Key Skills Frontline Managers Need to Advance Worker Voice
In 2025, Jobs for the Future (JFF) launched a six-month Frontline Manager Forum on Worker Voice to explore and test real-world strategies to advance worker voice in the workplace. Through that forum, we asked frontline managers to identify the most critical skills to advance worker voice and frontline managers’ training gaps. We uncovered two key insights:
Frontline managers know that durable, people-centered skills form the foundation for supporting worker voice. The top four skills identified by frontline managers were:
- Emotional intelligence: Managers who practice self-awareness, self-control, and social awareness build trust and psychological safety, creating conditions where workers feel comfortable speaking up.
- Active listening: Going beyond hearing words, managers who practice active listening validate worker perspectives and signal that their input matters.
- Coaching: Effective coaching turns worker ideas into growth opportunities, encouraging continuous participation and reinforcing that employee voices lead to career and skill development.

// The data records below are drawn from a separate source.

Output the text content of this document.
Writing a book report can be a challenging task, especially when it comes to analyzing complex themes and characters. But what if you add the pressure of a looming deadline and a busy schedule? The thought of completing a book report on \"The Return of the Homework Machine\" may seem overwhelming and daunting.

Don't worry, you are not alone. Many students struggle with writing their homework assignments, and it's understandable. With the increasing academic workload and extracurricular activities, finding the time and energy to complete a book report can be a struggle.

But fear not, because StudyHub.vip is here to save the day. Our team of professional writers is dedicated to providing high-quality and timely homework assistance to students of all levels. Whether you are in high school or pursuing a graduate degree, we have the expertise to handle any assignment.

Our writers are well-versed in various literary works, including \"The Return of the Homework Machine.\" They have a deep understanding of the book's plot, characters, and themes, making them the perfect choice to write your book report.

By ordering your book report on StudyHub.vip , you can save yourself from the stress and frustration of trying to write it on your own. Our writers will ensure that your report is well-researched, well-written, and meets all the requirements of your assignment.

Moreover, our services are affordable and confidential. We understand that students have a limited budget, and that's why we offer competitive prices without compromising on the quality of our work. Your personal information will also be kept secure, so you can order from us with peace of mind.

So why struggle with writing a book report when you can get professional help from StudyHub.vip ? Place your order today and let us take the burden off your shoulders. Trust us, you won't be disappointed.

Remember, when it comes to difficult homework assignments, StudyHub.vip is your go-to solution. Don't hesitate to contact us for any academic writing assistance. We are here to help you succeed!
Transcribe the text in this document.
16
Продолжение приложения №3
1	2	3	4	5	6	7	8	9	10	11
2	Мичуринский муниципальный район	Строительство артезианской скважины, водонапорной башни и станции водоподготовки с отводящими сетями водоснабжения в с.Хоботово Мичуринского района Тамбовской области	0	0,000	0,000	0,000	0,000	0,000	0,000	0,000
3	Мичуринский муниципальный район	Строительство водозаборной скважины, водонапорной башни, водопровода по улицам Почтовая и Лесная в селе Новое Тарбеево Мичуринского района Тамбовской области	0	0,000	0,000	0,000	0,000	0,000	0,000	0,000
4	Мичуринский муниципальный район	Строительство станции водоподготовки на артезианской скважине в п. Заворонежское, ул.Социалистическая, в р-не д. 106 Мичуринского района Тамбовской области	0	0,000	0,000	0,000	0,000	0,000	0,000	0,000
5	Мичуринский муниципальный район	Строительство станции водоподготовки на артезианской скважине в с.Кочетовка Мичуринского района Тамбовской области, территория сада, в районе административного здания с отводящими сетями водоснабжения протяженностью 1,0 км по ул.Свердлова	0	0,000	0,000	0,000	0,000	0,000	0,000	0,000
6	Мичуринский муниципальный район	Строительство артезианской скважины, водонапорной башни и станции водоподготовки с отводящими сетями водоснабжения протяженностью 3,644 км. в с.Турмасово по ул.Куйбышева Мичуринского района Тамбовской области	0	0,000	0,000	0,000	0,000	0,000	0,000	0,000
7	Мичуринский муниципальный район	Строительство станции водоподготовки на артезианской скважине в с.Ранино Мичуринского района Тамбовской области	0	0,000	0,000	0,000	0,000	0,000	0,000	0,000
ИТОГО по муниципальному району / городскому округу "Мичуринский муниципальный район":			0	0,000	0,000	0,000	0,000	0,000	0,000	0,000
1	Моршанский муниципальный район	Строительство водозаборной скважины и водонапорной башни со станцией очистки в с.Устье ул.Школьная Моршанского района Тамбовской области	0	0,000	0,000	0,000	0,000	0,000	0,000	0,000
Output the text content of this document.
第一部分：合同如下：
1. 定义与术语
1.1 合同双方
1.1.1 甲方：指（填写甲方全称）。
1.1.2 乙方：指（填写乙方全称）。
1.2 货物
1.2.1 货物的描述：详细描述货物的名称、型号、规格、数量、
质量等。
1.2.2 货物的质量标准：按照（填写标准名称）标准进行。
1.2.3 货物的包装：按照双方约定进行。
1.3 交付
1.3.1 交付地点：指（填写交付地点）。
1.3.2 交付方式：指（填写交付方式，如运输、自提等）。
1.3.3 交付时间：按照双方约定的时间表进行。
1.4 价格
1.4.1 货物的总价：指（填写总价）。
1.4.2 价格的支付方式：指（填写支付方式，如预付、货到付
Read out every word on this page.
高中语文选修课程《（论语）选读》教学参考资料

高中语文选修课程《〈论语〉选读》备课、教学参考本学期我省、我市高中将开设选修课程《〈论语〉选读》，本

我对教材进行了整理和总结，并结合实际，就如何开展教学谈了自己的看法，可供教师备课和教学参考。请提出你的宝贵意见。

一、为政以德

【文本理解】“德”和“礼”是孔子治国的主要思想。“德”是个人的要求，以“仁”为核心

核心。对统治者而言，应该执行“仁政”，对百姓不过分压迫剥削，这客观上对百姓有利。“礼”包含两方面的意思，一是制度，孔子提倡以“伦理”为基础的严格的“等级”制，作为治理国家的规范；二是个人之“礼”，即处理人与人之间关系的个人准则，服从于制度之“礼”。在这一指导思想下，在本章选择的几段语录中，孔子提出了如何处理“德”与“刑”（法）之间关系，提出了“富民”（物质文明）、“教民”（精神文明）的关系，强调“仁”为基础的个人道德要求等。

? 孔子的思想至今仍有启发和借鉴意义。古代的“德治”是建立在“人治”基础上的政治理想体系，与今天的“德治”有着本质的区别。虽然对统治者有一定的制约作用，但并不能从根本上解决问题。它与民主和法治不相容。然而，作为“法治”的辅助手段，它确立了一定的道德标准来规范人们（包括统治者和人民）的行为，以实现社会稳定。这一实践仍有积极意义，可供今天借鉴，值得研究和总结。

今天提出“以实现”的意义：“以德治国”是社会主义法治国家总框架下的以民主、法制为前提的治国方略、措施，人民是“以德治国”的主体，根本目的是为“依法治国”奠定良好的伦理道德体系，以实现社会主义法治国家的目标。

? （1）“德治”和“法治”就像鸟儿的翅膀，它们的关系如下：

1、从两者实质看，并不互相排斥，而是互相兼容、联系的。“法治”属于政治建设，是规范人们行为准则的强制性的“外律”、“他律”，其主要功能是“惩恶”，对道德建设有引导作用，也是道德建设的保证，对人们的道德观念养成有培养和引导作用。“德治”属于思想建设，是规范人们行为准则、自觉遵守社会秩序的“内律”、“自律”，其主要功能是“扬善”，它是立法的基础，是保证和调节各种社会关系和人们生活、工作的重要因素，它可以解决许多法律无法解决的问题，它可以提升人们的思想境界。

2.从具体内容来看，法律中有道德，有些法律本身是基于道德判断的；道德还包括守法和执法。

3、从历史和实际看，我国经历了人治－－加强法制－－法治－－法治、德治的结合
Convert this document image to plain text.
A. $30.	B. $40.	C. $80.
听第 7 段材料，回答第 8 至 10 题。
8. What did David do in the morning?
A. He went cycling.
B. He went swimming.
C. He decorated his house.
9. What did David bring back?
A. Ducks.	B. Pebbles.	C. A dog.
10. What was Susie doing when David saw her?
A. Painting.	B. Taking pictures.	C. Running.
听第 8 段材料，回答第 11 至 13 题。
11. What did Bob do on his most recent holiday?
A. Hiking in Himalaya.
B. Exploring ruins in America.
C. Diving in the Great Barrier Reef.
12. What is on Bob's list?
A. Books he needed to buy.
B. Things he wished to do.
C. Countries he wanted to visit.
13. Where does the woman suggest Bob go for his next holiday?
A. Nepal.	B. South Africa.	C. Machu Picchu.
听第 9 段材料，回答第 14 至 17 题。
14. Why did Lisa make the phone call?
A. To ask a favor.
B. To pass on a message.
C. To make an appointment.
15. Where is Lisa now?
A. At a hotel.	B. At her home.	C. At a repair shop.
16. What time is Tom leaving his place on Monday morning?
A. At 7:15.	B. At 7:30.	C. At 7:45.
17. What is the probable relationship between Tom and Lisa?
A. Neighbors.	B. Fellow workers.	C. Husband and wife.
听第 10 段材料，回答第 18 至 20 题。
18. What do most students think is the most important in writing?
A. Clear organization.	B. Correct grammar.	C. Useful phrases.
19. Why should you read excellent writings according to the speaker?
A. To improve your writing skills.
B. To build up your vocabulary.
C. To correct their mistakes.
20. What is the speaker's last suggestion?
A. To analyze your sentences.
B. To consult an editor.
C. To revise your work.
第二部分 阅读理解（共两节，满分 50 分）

- Conflict resolution: Addressing tensions fairly and transparently prevents silence, ensures varied perspectives are respected, and keeps worker voice channels open.
Frontline managers live the human side of business every day. They are closest to workers and customers, and they know that building trust and truly listening are the bedrock of worker voice. Without these skills, employees don’t feel safe to share their perspectives and expertise.
While frontline managers selected durable skills as higher in importance, they identified weaker proficiency in the execution skills needed to translate employee input into action. Those skills were data analysis and action planning. This is a key skill gap that reflects a common challenge we’ve identified in employers: They often struggle most with moving insights to action.
- Data analysis: Understanding and interpreting survey results, focus group feedback, or performance data are critical for spotting patterns and elevating worker insights to leadership and developing a business case for your change efforts.
- Action planning: Translating input into concrete steps ensures that worker voice results in visible change, closing the loop and reinforcing trust.
This is a critical tension—frontline managers know what matters most for worker voice, but they often lack the tools, training, and time to move beyond listening to creating visible and measurable change. Without these critical skills, feedback loops stall, and worker engagement and trust erode.
If frontline managers are underprepared, worker voice initiatives will inevitably falter—and countless other organizational priorities like safety protocols, productivity campaigns, and innovation efforts will falter alongside them.
The lessons from the Frontline Manager Forum on Worker Voice are simple but urgent. Frontline managers are eager to champion worker voice and contribute more meaningfully to their workplaces, but unless employers invest in the necessary skills development training, frontline managers cannot fully unlock their unique and powerful strengths as translators, culture builders, and productivity drivers.